Wheat and corn prices on the CBOT and Matif closed lower on Monday. Despite ongoing turmoil in Ukraine, the price fell on news that talks between the UN and Russia are continuing.
According to UN spokesperson Stephane Dujarric, the United Nations held positive and constructive talks in Moscow on Monday about the extension of the grain deal. That day and on Sunday, UN Trade Delegate Rebeca Grynspan and Martin Griffiths, UN Undersecretary for Humanitarian Affairs, spoke with Russian Deputy Foreign Minister Sergei Vershinin.
There were also individual discussions with Deputy Prime Minister Andrei Belousov about facilitating Russian exports of grains and fertilizers to the world market and with Deputy Defense Minister Alexander Fomin about more effective implementation of the deal. Russia has complained about these two points in the past. Despite the agreements in the first deal, the country says its exports are still hampered.
Ukrainian grain exports have now almost returned to pre-war levels. Exports during the first seventeen days of October were only 2,4% lower than a year ago. Despite the fact that some ports are still closed and the Russian invasion is still ongoing.
So far, 2,12 million tons of grains have been exported in October. Most of this is corn and wheat. Last year this amounted to 2,17 million tons of grains in the first seventeen days of October.
In the season that runs from July to June, 10,8 million tons of grains have been exported so far. Last year that was 16,5 million tons in the same period.
Wheat
While there were still fears of higher prices at the beginning of the day due to further escalation of the war, tension on the market decreased after a UN spokesperson made it clear that talks on the grain deal would continue.
Wheat export inspections for the season that started June 1 stand at 9,4 million tons. 0,3% higher than the same period a year ago. By the end of last week, Russia had harvested 103,7 million tons of wheat, an average yield of 3,59 tons per hectare. Last year that was 76,5 million tons and 2,81 tons per hectare. Sovecon reports this.
There is good news for the wheat market from India. That country has ample supplies of rice and wheat and is considering selling wheat on the open market if it needs to control prices. The country wants to do this to keep local prices under control. India banned overseas sales of wheat in March after a sudden rise in temperatures threatened the wheat harvest. The country first wanted to secure the food supply for its 1,4 billion inhabitants.
Drought
In the US, drought is limiting winter wheat sowing. As a result, plans may have to be adjusted downwards despite high prices and already tight supplies. The drought mainly affects Kansas and Oklahoma. There, farmers are discouraged from starting sowing and the grain that has already been sown cannot develop properly. Farmers in the region would like to benefit from the high prices, but the drought makes them reluctant to spend money on expensive seeds and fertilizers.

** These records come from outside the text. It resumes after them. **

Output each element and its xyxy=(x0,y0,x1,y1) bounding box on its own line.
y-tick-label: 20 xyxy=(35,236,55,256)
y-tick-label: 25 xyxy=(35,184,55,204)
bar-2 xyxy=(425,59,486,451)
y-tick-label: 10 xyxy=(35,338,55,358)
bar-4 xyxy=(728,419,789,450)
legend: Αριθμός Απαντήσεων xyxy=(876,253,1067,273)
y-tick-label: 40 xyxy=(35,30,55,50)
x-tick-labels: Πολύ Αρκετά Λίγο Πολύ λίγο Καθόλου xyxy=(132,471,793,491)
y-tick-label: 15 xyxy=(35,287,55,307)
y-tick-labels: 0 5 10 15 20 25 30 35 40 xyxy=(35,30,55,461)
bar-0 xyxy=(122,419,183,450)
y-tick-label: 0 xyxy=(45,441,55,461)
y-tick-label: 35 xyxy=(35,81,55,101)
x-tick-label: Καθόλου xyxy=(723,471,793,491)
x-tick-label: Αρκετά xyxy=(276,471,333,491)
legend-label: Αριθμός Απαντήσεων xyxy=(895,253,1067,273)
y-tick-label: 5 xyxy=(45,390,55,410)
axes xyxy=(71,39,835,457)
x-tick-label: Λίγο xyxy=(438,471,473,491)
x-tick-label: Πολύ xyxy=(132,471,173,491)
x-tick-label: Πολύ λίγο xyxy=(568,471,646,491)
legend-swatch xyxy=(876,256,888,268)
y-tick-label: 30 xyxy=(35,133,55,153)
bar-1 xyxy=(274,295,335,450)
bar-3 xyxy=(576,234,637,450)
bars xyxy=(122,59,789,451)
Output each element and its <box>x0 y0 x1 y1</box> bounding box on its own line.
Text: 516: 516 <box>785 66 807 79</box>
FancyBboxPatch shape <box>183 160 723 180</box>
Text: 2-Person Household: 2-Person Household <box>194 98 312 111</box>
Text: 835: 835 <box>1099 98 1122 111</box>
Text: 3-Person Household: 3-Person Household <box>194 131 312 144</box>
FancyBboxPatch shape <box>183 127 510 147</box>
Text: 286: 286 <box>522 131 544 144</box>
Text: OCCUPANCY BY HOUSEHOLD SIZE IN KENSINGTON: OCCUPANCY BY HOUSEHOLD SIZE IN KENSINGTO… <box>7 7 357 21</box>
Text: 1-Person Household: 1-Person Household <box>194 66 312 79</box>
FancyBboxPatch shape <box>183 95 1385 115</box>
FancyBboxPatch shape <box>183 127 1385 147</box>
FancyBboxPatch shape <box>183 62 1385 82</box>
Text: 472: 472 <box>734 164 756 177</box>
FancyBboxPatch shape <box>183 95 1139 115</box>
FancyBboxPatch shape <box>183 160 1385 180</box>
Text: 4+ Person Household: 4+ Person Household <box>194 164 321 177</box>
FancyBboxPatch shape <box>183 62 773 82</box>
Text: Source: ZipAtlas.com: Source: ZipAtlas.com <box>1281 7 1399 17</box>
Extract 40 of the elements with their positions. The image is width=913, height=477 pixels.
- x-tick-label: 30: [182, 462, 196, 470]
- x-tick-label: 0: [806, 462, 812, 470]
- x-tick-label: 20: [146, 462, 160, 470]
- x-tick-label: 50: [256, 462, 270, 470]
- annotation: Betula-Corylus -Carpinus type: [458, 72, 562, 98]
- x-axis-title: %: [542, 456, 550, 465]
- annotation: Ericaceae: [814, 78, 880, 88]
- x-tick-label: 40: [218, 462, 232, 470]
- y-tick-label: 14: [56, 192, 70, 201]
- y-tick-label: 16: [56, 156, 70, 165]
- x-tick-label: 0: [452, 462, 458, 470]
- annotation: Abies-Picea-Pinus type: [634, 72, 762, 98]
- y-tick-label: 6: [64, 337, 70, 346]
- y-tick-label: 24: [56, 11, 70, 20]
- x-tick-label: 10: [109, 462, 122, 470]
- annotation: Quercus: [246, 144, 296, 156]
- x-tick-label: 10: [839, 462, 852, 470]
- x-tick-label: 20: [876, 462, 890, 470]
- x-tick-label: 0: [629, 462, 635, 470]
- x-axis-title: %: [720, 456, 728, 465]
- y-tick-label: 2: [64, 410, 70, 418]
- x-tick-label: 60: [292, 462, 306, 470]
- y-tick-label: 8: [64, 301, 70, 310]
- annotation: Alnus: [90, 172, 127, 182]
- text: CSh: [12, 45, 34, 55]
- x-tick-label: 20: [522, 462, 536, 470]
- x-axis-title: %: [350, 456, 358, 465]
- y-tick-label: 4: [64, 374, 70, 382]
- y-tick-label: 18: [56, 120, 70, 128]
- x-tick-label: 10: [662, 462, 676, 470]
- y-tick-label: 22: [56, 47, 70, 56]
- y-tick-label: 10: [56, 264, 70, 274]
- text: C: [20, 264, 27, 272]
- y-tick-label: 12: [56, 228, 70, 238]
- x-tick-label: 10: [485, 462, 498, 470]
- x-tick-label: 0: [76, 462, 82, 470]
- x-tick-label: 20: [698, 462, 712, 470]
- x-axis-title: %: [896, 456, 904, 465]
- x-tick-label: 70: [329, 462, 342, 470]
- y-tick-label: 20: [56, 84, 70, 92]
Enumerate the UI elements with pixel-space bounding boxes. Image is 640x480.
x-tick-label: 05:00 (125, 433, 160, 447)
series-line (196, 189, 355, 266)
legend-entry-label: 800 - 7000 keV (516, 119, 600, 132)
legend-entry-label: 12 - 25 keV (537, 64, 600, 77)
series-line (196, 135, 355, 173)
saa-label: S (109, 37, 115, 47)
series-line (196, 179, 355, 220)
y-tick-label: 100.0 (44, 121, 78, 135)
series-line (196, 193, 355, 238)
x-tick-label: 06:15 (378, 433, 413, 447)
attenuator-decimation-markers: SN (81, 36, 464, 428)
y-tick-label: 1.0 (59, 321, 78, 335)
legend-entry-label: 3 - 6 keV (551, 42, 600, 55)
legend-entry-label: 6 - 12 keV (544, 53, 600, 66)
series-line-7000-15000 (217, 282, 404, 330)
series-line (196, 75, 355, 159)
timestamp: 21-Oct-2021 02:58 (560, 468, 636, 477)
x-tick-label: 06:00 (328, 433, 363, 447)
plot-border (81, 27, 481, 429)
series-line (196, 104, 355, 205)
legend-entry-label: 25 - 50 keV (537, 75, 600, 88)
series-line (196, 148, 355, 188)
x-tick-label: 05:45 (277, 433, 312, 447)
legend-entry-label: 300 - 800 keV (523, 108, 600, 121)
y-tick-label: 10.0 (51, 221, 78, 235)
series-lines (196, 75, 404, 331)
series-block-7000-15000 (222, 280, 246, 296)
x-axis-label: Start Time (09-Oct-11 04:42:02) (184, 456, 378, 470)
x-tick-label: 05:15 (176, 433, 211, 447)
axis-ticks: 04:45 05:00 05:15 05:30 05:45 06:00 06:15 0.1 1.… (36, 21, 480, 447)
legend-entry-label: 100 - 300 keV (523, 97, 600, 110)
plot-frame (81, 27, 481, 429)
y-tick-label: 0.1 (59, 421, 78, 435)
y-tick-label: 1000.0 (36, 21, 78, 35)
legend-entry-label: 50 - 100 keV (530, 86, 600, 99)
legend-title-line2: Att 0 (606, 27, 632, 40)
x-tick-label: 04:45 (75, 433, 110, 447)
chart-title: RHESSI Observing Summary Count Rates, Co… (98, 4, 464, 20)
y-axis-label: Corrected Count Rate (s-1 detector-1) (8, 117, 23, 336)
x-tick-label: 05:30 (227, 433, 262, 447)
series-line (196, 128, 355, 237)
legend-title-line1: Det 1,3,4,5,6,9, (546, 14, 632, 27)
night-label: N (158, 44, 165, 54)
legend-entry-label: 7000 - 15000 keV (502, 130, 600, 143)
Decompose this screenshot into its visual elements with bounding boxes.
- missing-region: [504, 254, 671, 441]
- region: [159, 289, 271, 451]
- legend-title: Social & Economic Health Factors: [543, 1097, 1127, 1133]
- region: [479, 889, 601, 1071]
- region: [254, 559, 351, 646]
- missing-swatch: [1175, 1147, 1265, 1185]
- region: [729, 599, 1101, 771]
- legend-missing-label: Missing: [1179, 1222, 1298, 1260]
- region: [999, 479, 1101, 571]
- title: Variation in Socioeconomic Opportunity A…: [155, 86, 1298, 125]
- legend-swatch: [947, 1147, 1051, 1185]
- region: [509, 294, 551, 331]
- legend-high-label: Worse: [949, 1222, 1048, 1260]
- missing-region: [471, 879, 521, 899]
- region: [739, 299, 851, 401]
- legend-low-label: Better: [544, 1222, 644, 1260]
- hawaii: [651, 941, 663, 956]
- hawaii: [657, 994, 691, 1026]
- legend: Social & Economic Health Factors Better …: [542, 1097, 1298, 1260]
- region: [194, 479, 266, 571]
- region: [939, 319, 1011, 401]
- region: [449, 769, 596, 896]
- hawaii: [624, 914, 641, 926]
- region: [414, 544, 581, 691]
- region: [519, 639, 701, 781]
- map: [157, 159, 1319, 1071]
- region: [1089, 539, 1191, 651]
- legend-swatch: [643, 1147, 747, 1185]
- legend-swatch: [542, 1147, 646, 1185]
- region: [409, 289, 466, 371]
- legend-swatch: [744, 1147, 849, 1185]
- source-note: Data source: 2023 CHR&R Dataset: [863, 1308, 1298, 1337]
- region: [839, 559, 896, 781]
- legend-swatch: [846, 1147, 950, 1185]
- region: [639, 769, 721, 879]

In the long term, not sowing wheat can also have consequences for other crops. Wheat protects the top layer of the soil against wind erosion. And so some farmers have no choice but to sow their soil and hope and pray that it germinates.
Corn
The November corn contract on the Matif and the December corn contract on the CBOT closed lower. News that the harvest in the US is continuing at a good pace and that the amount of corn on the market is also increasing, is good for prices. Weekly corn exports amounted to 448.000 tons last week, which is in line with expectations. However, compared to last year, it is a significant decrease. Then 1,049 million tons were exported this time of year. Corn exports are also 21,2% lower for the current season than a year ago. Since September 1, 3,3 million tons have been exported.
The corn harvest is behind schedule. Last week, 45% of the corn was harvested. That is considerably more than the 31% of a week ago, but still less than the 50% of last year. The five-year average is 40%.
Soybeans
Soybeans closed slightly higher on Monday, despite better than expected harvest figures. Soybeans are 63% harvested, up from 58% a year ago and also up from the five-year average of 52%. American soy exports also went well last week. A total of 1,88 million tons of soy was inspected for export. That is still 23% less than a year ago, but well above traders' expectations. The difference with last year is mainly due to the low water level on the Mississippi, which makes it difficult for ship traffic to reach the ports on the American Gulf Coast.
In Brazil, 24% of the area is now sown with soybeans, i.e. 6 million hectares. Last week only 10% of the area had been sown. The country is ahead of schedule compared to a year ago when 22% of soy was sown. Even more soy could have been sown if there had not been excessive rainfall in certain states. Good progress in Brazil is putting pressure on the market, as there is a fear that China will turn to South America for its soy imports at the expense of the US.
Futures
The price of the December wheat contract on the Matif fell by 1,28% to €346,25 per tonne. The decline on the CBOT was only 0,029%, where the price stood at $8,61 per bushel ($313,36 per tonne) on Monday. The price of the November corn contract on the Matif closed 2,2% lower and ended Monday at €332,75 per tonne. On the CBOT, a bushel of corn on the December contract was priced at $6,84 ($269,27 per ton) on Monday. The November soybean contract on the CBOT was 0,13% cheaper on Monday, trading at $13,85 per bushel (508,90 per tonne) at the end of the day.